The most compelling wines are those that continue to resonate in one’s memory years later.
Not the “middle of the bell curve” vox populi crowd-sourced mainstream wines.
(Aside: embracing crowd-sourced wine tasting results in abandoning the concept of “terroir.” Every consensus wine would be a “dumbed-down” regional blend.
Had this approach been adopted back in the 1960s and 1970s and 1980s, “Martha’s Vineyard” Cabernet would have be used as a “”spice box” enrichment component to blending a Heitz Cellars Napa Valley Cabernet. How boring! How tragic!)

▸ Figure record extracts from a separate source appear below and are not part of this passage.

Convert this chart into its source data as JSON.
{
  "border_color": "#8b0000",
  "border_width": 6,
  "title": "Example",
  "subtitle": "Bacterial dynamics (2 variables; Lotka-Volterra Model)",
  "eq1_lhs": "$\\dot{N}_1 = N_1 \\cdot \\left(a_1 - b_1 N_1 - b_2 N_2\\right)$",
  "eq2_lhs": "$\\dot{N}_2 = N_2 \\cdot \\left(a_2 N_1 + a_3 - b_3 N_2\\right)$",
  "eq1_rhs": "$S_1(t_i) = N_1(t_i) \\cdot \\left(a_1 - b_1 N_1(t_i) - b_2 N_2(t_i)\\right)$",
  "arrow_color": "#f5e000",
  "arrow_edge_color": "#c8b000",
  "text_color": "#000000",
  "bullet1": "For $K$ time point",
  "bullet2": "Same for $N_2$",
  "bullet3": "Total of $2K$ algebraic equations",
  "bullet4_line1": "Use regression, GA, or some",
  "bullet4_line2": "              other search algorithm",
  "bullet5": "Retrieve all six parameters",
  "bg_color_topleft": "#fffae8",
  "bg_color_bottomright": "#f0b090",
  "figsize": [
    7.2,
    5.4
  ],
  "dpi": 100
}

I have heard it said that winemaking is a little bit like lovemaking. Everyone imagines that he/she is doing it as well as can possibly be done. More to the point, we are generally not so keen to take instruction on how we can do a better job in either arena. It is the very rare winemaker who does not get stuck in a rut (as it were) of his/her own style, and who sincerely attempts to transcend his/her own limitations, at least as far as their ability to make discerning taste judgments. In the same way that it is so hard for us to see our own character flaws, it is equally hard to see ourselves as anything other than brilliant tasters.
Randall: I never thought of myself as a “brilliant taster.” I am not naturally gifted. Being a professional taster is like riding a two-wheeled bicycle: it’s hard at first, but the more you do it, the better you get. When one tastes as much as I have, over as long a period of time–and especially when it’s more or less focused on a single growing region, California–one does get a sense of good and bad, and is able to transmit that sense, through reviews, to readers.
I do think that wine critics/tasters generally have a much greater chance of improving their palates as compared to winemakers. Maybe too much pride/ego invested in the product as a winemaker, thus possibly making one slightly blind to the wine’s shortcomings. Or, if one is as neurotic as I am, a slight inability to see all the wine’s virtues.